Forget flying off into the next frontier, we need to meet the basic human necessities here on Earth for every person alive today: food, water, shelter and power.
He was several orders of magnitude farther from break-even than either the ICF or tokamak approach. He believed that the scaling laws he derived from small scale experiment would extend to power levels millions of times higher; unlikely but not impossible. He believed he had solved the problems of brehmsstralung losses and losses from operating in a non-equilibrium state; that too is rather unlikely.
A gamma-ray power interstellar rocket, can accelerate at 1 G for 4 years, turn around, decelerate at 1 G for 4 years, and arrive at the nearest star in 8 years with enough fuel to get back.
The real mass of the electrons and positrons will just disappear and cause a minuscule gravity wave at their disappearance at most.
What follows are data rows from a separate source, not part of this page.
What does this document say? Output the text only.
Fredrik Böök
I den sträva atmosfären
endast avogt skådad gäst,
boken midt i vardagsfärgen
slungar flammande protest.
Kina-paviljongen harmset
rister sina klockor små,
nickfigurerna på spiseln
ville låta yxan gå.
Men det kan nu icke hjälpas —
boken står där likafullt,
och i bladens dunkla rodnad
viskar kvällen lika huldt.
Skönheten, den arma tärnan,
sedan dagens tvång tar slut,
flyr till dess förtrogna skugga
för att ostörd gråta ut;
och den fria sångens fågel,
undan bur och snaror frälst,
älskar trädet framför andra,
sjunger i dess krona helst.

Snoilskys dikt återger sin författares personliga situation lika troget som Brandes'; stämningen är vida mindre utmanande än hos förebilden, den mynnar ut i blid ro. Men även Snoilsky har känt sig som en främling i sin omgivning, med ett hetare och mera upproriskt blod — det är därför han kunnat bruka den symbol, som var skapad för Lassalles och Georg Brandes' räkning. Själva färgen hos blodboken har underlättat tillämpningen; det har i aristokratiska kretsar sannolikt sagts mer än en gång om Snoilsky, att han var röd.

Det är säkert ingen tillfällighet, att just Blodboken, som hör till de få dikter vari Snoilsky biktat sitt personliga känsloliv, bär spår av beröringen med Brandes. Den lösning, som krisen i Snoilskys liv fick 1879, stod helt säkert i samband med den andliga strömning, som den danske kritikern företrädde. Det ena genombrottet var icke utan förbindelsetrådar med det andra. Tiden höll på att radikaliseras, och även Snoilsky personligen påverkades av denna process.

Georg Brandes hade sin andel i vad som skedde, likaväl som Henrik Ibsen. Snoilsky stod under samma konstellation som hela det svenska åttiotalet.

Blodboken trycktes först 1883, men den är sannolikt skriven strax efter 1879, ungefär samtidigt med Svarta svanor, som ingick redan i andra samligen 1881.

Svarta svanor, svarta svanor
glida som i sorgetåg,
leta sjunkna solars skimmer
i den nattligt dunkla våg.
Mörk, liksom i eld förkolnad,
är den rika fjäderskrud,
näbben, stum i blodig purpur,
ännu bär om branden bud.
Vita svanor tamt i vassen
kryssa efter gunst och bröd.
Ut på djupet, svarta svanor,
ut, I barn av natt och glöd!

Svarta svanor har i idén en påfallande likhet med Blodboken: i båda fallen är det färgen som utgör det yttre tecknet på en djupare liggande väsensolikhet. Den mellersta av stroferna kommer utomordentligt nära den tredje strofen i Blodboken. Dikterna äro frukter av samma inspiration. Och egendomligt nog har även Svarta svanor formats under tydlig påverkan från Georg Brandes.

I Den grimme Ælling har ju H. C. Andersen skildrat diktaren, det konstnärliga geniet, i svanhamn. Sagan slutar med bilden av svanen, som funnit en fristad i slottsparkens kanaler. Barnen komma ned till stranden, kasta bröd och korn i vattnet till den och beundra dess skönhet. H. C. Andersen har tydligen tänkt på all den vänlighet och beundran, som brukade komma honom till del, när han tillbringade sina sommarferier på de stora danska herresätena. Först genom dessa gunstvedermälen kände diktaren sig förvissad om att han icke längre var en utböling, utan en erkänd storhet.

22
Any motor working through and according to action is -reaction will just not work on relativistic impulse.
I don't see how such a motor would work on electron-positron annihilation.
Maybe anti proton annihilation might work, but where are the billions of anti protons?
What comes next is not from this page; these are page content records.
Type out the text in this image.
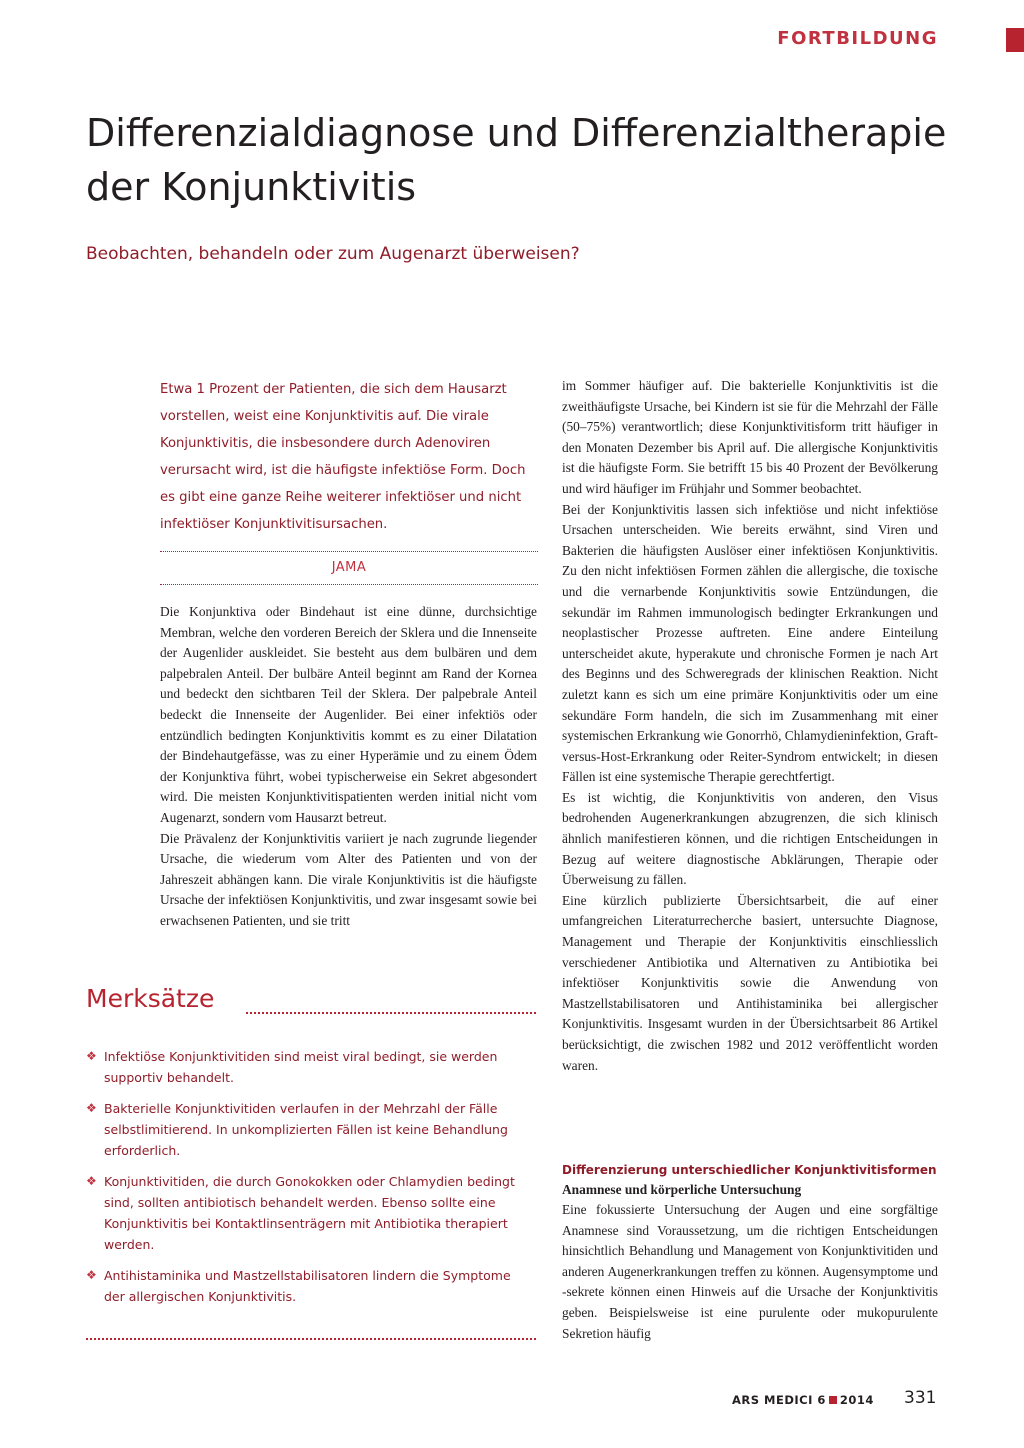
FORTBILDUNG
Differenzialdiagnose und Differenzialtherapie der Konjunktivitis
Beobachten, behandeln oder zum Augenarzt überweisen?

Etwa 1 Prozent der Patienten, die sich dem Hausarzt vorstellen, weist eine Konjunktivitis auf. Die virale Konjunktivitis, die insbesondere durch Adenoviren verursacht wird, ist die häufigste infektiöse Form. Doch es gibt eine ganze Reihe weiterer infektiöser und nicht infektiöser Konjunktivitisursachen.

JAMA

Die Konjunktiva oder Bindehaut ist eine dünne, durchsichtige Membran, welche den vorderen Bereich der Sklera und die Innenseite der Augenlider auskleidet. Sie besteht aus dem bulbären und dem palpebralen Anteil. Der bulbäre Anteil beginnt am Rand der Kornea und bedeckt den sichtbaren Teil der Sklera. Der palpebrale Anteil bedeckt die Innenseite der Augenlider. Bei einer infektiös oder entzündlich bedingten Konjunktivitis kommt es zu einer Dilatation der Bindehautgefässe, was zu einer Hyperämie und zu einem Ödem der Konjunktiva führt, wobei typischerweise ein Sekret abgesondert wird. Die meisten Konjunktivitispatienten werden initial nicht vom Augenarzt, sondern vom Hausarzt betreut.

Die Prävalenz der Konjunktivitis variiert je nach zugrunde liegender Ursache, die wiederum vom Alter des Patienten und von der Jahreszeit abhängen kann. Die virale Konjunktivitis ist die häufigste Ursache der infektiösen Konjunktivitis, und zwar insgesamt sowie bei erwachsenen Patienten, und sie tritt

im Sommer häufiger auf. Die bakterielle Konjunktivitis ist die zweithäufigste Ursache, bei Kindern ist sie für die Mehrzahl der Fälle (50–75%) verantwortlich; diese Konjunktivitisform tritt häufiger in den Monaten Dezember bis April auf. Die allergische Konjunktivitis ist die häufigste Form. Sie betrifft 15 bis 40 Prozent der Bevölkerung und wird häufiger im Frühjahr und Sommer beobachtet.

Bei der Konjunktivitis lassen sich infektiöse und nicht infektiöse Ursachen unterscheiden. Wie bereits erwähnt, sind Viren und Bakterien die häufigsten Auslöser einer infektiösen Konjunktivitis. Zu den nicht infektiösen Formen zählen die allergische, die toxische und die vernarbende Konjunktivitis sowie Entzündungen, die sekundär im Rahmen immunologisch bedingter Erkrankungen und neoplastischer Prozesse auftreten. Eine andere Einteilung unterscheidet akute, hyperakute und chronische Formen je nach Art des Beginns und des Schweregrads der klinischen Reaktion. Nicht zuletzt kann es sich um eine primäre Konjunktivitis oder um eine sekundäre Form handeln, die sich im Zusammenhang mit einer systemischen Erkrankung wie Gonorrhö, Chlamydieninfektion, Graft-versus-Host-Erkrankung oder Reiter-Syndrom entwickelt; in diesen Fällen ist eine systemische Therapie gerechtfertigt.

Es ist wichtig, die Konjunktivitis von anderen, den Visus bedrohenden Augenerkrankungen abzugrenzen, die sich klinisch ähnlich manifestieren können, und die richtigen Entscheidungen in Bezug auf weitere diagnostische Abklärungen, Therapie oder Überweisung zu fällen.

Eine kürzlich publizierte Übersichtsarbeit, die auf einer umfangreichen Literaturrecherche basiert, untersuchte Diagnose, Management und Therapie der Konjunktivitis einschliesslich verschiedener Antibiotika und Alternativen zu Antibiotika bei infektiöser Konjunktivitis sowie die Anwendung von Mastzellstabilisatoren und Antihistaminika bei allergischer Konjunktivitis. Insgesamt wurden in der Übersichtsarbeit 86 Artikel berücksichtigt, die zwischen 1982 und 2012 veröffentlicht worden waren.

Differenzierung unterschiedlicher Konjunktivitisformen
Anamnese und körperliche Untersuchung

Eine fokussierte Untersuchung der Augen und eine sorgfältige Anamnese sind Voraussetzung, um die richtigen Entscheidungen hinsichtlich Behandlung und Management von Konjunktivitiden und anderen Augenerkrankungen treffen zu können. Augensymptome und -sekrete können einen Hinweis auf die Ursache der Konjunktivitis geben. Beispielsweise ist eine purulente oder mukopurulente Sekretion häufig

Merksätze
❖ Infektiöse Konjunktivitiden sind meist viral bedingt, sie werden supportiv behandelt.
❖ Bakterielle Konjunktivitiden verlaufen in der Mehrzahl der Fälle selbstlimitierend. In unkomplizierten Fällen ist keine Behandlung erforderlich.
❖ Konjunktivitiden, die durch Gonokokken oder Chlamydien bedingt sind, sollten antibiotisch behandelt werden. Ebenso sollte eine Konjunktivitis bei Kontaktlinsenträgern mit Antibiotika therapiert werden.
❖ Antihistaminika und Mastzellstabilisatoren lindern die Symptome der allergischen Konjunktivitis.
ARS MEDICI 6 2014 331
The stuff that pops into my mind.
What direction relative to the laser do the anti electrons travel?
What is the power of the laser?
Can the cone be focused?
Questions inquiring minds would like to know.
great! so you would only need to repeat this
1.10*10^17 times in order to get your 10mg of antimatter.
(positrons, like electrons, have very little mass)
I could more readily agree with you if you could just show me where in the US constitution it says that the federal government has the right or obligation to provide for the national space travel program. Fortunately what is says instead it that the federal government is responsible for the NATIONAL DEFENSE.
Go whine on one of your liberal sites, let's keep this one related to science, not politics.
Raptors don't cost 2 billion. Each aircraft is only $361 mil. A drop in the bucket of the anual defence budget.
Your thinking of the B-2 Spirit.
I'm not even a scientist and I know to do my research.
(positrons, like electrons, have very little mass)"
That might be reasonable with 10-1,000,000 lasers firing constantly over the course of the acceleration periods. It would be less dangerous that way as well. No containment, just produce and annihilate.
Is this the sort of process where enough excess energy is produced for them to make a g of acceleration while powering lasers that continue firing?
If so, yay space travel! Though you'd have to be pretty dumb to travel through space, what with the black holes and immense amounts of radiation and all.
I don't think it's silly. I just don't like people hyping the hell out of what is very much a long-shot(one of many I might add).
Military money is notoriously stupid so that's not saying much.
Like charges repell. It would be exceedingly difficult to have more than a miniscule amount of positrons stored that way. If you had access to anti-protons you could make electrically neutral anti-hydrogen; easier to achieve high density but I know of no mechanism that would contain it.
A more realistic alternative in the short term is the Nuclear Salt Water Rocket. If you're not opposed to wasting perfectly good Highly Enriched Uranium or weapons grade plutonium left over from decommissioning of nuclear weapons you could make a NSWR that in prinicple could reach a few percent of lightspeed, accelerated by a continuous nuclear explosion(the waste products would have escape velocity from our solar system unless something goes spectacularly wrong).
As for its use in weapons?! What is wrong with you people!!! Instead of considering the social value of a discovery, you immediately start wondering what kind of killing device you can create with it. This is sick!
http://denijane.blogspot.com
Generating that antimatter would naturally require energy, and if we were able to get enough energy on the ship we could use that for propulsion directly.
There is absolutely no point in producing antimatter on the ship.
If antimatter is ever used for propulsion, it will be generated beforehand and used as a fuel.
Antimatter is the perfect energy storage - with the highest possible density.